Qui est le film ?
Sorti en 1981, New York 1997 s’inscrit dans la période la plus féconde de John Carpenter, celle où l’efficacité du récit de genre rencontre une véritable pensée politique. Après Halloween et The Fog, Carpenter déplace ici son horreur dans un futur proche : Manhattan, transformée en prison à ciel ouvert où les exclus du système sont parqués, devient le miroir d’une Amérique obsédée par le contrôle et la sécurité. En surface, le film promet un spectacle d’action, un western urbain à la sauce dystopique.
Que cherche-t-il à dire ?
New York 1997 est avant tout un film sur la peur politique : celle qui gouverne, justifie, structure. Carpenter interroge la fascination américaine pour la militarisation et la délégation du pouvoir à la technique. L’enjeu n’est pas tant de sauver le Président que de révéler l’absurdité d’un monde où l’État s’effondre sous le poids de ses propres dispositifs sécuritaires. La tension centrale du film tient à ce paradoxe : l’ordre s’auto-détruit par excès de contrôle. Ce que Carpenter regarde, c’est l’Amérique devenue sa propre prison, obsédée par ses ennemis au point d’en fabriquer.
Par quels moyens ?
Manhattan, vidée de son urbanité, devient un pur espace mental. La géographie n’est plus celle d’une métropole vivante mais d’un organisme malade, une architecture carcérale. Ses plans fixes, ses travellings lents, sa profondeur de champ contrôlée composent un labyrinthe d’ombres et de murs.

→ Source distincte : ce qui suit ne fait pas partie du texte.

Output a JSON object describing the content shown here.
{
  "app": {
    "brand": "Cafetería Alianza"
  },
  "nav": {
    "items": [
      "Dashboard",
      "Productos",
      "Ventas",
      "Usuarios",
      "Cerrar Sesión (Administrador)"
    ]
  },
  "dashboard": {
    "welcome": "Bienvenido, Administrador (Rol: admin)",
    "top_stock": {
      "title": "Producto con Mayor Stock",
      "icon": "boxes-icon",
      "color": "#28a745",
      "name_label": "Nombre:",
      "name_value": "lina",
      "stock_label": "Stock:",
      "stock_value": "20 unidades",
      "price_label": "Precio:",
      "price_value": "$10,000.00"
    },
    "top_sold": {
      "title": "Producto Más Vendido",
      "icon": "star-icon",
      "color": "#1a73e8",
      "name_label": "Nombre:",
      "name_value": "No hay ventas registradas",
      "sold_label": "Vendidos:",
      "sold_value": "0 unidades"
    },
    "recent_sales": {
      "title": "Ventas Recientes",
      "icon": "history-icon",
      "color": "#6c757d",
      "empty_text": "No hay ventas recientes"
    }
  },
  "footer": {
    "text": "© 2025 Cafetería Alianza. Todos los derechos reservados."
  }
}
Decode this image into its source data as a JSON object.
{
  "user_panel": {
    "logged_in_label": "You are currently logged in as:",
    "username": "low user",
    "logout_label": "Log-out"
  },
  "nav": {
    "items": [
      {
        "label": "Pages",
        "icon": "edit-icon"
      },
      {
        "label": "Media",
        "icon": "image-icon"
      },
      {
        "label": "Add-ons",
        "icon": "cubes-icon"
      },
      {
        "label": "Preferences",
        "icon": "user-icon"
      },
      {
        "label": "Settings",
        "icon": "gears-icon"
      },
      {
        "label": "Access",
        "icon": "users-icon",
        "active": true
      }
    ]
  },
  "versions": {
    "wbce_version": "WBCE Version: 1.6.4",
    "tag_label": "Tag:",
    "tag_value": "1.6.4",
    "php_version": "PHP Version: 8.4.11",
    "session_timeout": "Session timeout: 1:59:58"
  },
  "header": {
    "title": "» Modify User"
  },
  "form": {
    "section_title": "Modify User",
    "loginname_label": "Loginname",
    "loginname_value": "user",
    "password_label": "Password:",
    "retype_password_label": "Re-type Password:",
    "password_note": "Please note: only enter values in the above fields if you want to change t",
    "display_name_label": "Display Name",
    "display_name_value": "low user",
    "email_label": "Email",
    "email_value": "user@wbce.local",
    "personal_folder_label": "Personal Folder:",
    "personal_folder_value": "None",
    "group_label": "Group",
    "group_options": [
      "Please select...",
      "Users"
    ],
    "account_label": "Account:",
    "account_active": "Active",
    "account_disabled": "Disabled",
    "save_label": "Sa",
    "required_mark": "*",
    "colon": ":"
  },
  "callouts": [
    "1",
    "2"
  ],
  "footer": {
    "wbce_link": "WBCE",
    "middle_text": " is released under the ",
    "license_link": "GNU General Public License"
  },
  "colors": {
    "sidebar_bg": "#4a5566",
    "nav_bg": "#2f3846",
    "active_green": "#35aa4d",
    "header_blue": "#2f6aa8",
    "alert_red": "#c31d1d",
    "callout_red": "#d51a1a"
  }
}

Kurt Russell incarne un soldat fatigué du monde, figure d’un cynisme post-idéologique. Son œil perdu, son visage fermé, sa démarche lasse : tout en lui trahit la défaite d’un système de valeurs. Snake ne croit plus en rien, pas même à la rédemption. Carpenter en fait le témoin désabusé d’un monde où la loyauté n’a plus de sens, un mercenaire qui obéit parce qu’il n’existe plus d’alternative morale.
Les néons, les halos artificiels, les éclats de projecteurs rappellent que la violence a été transformée en spectacle. L’enfer est éclairé comme un plateau télé. Carpenter, sous des airs de film d’action, dénonce la spectacularisation du désastre, la manière dont le chaos devient rentable, esthétiquement consommable.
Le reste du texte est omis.